In the past few weeks, concerns about competition from Alphabet’s tensor processing units and potential chip deals with big cloud customers have weighed on Nvidia. At the same time, Alphabet and Broadcom have been stronger, helped by excitement around new AI models and infrastructure demand. The message from the tape is not “AI is over”. It is that leadership within the theme is rotating, and the market is learning to reward other parts of the stack, such as cloud platforms and networking.

Beyond AI, healthcare has quietly stolen the show. Recent data suggest the S&P 500 Health Care Index has gained around mid-single digits in November, while the wider market has slipped and technology has been the weakest sector. Fund managers have increased their healthcare allocations, attracted by steady earnings, obesity drug growth and the defensive appeal of the sector after a long period in tech’s shadow.

For investors sitting on cash, this is actually good news. A market that rewards more than one story is easier to enter. Instead of feeling forced to buy the latest AI favourite at any price, you can build a mix of broad indices, healthcare exposure and selected themes that reflect different parts of the economy. The rotation into healthcare, and the broader leadership beyond Nvidia, effectively doubles as a second chance for those who missed the first AI wave.

Risks: when seasons and rotations both mislead

None of this means the path from here is smooth. Seasonality can fail outright in the face of a major shock, whether from geopolitics, central banks or a sudden earnings downturn. A year end that “should” be positive can still deliver a sharp correction, as 2018 and other episodes have shown.

There is also a risk that investors overread the latest sector rotation. Healthcare’s outperformance in November partly reflects worries about an AI bubble and stretched tech valuations. If those fears ease, leadership could swing back quickly, leaving anyone who piled into “what has just worked” feeling whipsawed yet again.

Finally, a broader market is not a cheaper market. Parts of healthcare and AI infrastructure already trade on rich expectations. Even if these sectors remain stronger than average, returns from today’s prices could be bumpier than recent headlines suggest.

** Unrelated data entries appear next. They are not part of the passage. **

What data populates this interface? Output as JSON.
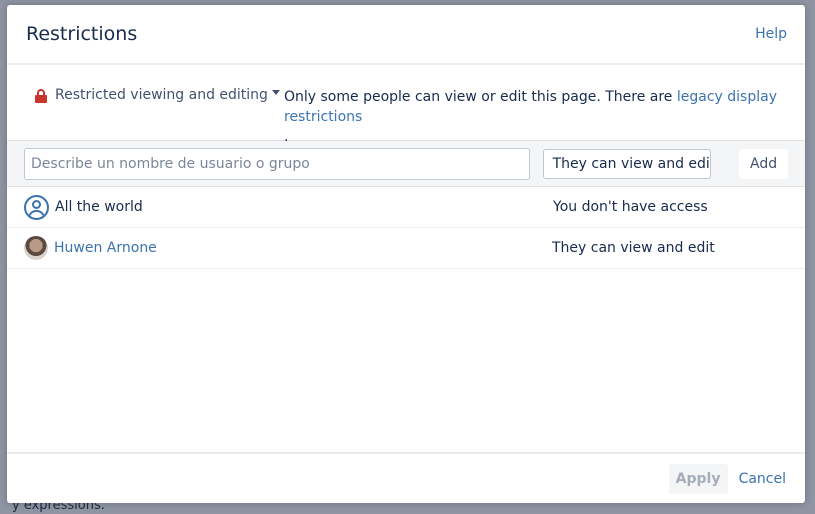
{
  "background": {
    "text": "y expressions."
  },
  "dialog": {
    "title": "Restrictions",
    "help": "Help",
    "mode": "Restricted viewing and editing",
    "description": "Only some people can view or edit this page.  There are ",
    "legacy_link": "legacy display restrictions",
    "description_end": ".",
    "search_placeholder": "Describe un nombre de usuario o grupo",
    "permission_select": "They can view and edi",
    "add": "Add",
    "entries": [
      {
        "name": "All the world",
        "permission": "You don't have access"
      },
      {
        "name": "Huwen Arnone",
        "permission": "They can view and edit"
      }
    ],
    "apply": "Apply",
    "cancel": "Cancel"
  }
}
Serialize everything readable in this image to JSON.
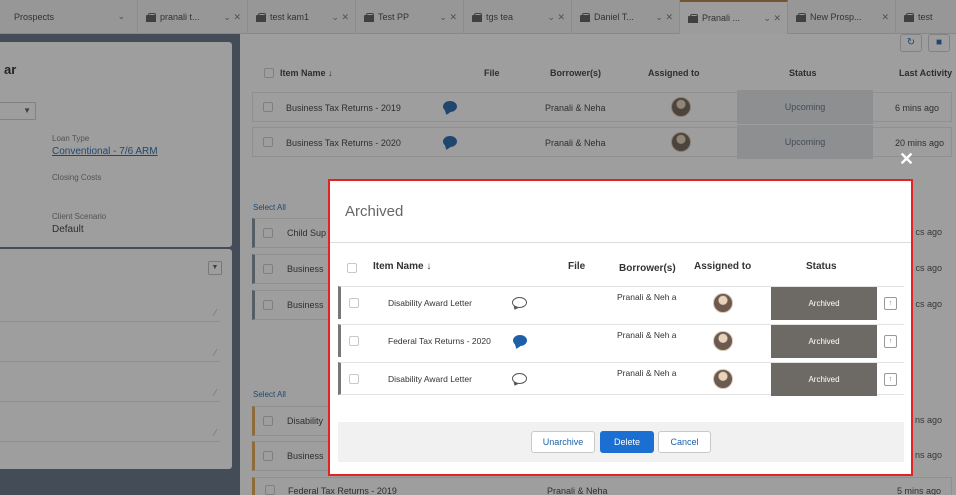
{
  "tabs": [
    {
      "label": "Prospects",
      "icon": "home-icon"
    },
    {
      "label": "pranali t...",
      "icon": "home-icon"
    },
    {
      "label": "test kam1",
      "icon": "home-icon"
    },
    {
      "label": "Test PP",
      "icon": "home-icon"
    },
    {
      "label": "tgs tea",
      "icon": "home-icon"
    },
    {
      "label": "Daniel T...",
      "icon": "home-icon"
    },
    {
      "label": "Pranali ...",
      "icon": "home-icon"
    },
    {
      "label": "New Prosp...",
      "icon": "home-icon"
    },
    {
      "label": "test",
      "icon": "home-icon"
    }
  ],
  "left_panel": {
    "title_fragment": "ar",
    "loan_type_label": "Loan Type",
    "loan_type_value": "Conventional - 7/6 ARM",
    "closing_costs_label": "Closing Costs",
    "client_scenario_label": "Client Scenario",
    "client_scenario_value": "Default"
  },
  "background_table": {
    "headers": {
      "item_name": "Item Name ↓",
      "file": "File",
      "borrowers": "Borrower(s)",
      "assigned_to": "Assigned to",
      "status": "Status",
      "last_activity": "Last Activity"
    },
    "rows": [
      {
        "name": "Business Tax Returns - 2019",
        "borrower": "Pranali & Neha",
        "status": "Upcoming",
        "last_activity": "6 mins ago"
      },
      {
        "name": "Business Tax Returns - 2020",
        "borrower": "Pranali & Neha",
        "status": "Upcoming",
        "last_activity": "20 mins ago"
      }
    ],
    "select_all": "Select All",
    "group1": [
      {
        "name": "Child Sup",
        "time": "cs ago"
      },
      {
        "name": "Business",
        "time": "cs ago"
      },
      {
        "name": "Business",
        "time": "cs ago"
      }
    ],
    "group2": [
      {
        "name": "Disability",
        "time": "ns ago"
      },
      {
        "name": "Business",
        "time": "ns ago"
      }
    ],
    "partial_bottom_row": {
      "name": "Federal Tax Returns - 2019",
      "borrower": "Pranali & Neha",
      "time": "5 mins ago"
    }
  },
  "modal": {
    "title": "Archived",
    "headers": {
      "item_name": "Item Name ↓",
      "file": "File",
      "borrowers": "Borrower(s)",
      "assigned_to": "Assigned to",
      "status": "Status"
    },
    "rows": [
      {
        "name": "Disability Award Letter",
        "borrower": "Pranali & Neh a",
        "status": "Archived",
        "comment_icon": "comment-outline-icon"
      },
      {
        "name": "Federal Tax Returns - 2020",
        "borrower": "Pranali & Neh a",
        "status": "Archived",
        "comment_icon": "comment-filled-icon"
      },
      {
        "name": "Disability Award Letter",
        "borrower": "Pranali & Neh a",
        "status": "Archived",
        "comment_icon": "comment-outline-icon"
      }
    ],
    "buttons": {
      "unarchive": "Unarchive",
      "delete": "Delete",
      "cancel": "Cancel"
    },
    "close_symbol": "✕"
  },
  "colors": {
    "accent_blue": "#1b6fd2",
    "archived_gray": "#6d6a66",
    "highlight_red": "#e3231f"
  }
}
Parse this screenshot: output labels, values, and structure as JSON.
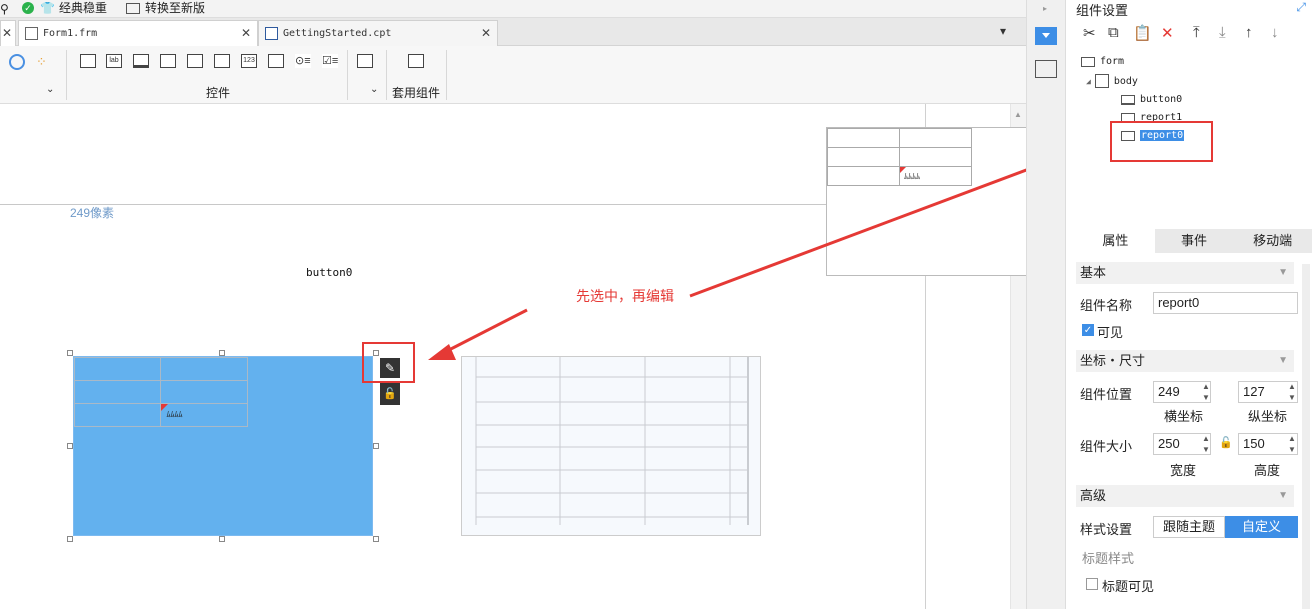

From missed dips to better plans

The temptation after a fast rebound is to focus on the missed moment. You remember the afternoon you nearly clicked “buy” and the headline that scared you away. From that angle, November’s brief wobble feels like one more chapter in a long story of bad timing.

Seasonality offers a kinder lens. Historically, late year markets are slightly more favourable, but only by enough to reward those who are already participating, not those waiting for a postcard perfect entry. At the same time, the recent rotation away from a single hero stock toward healthcare and other sectors shows that the opportunity set is wider than it looked a few months ago.

For long-term investors, the useful response is not to chase the latest winner, nor to obsess over the low that got away. It is to accept that there will always be another November, another wobble and another surprise leader, and to build a plan that can live through all of them without needing to guess which week to move.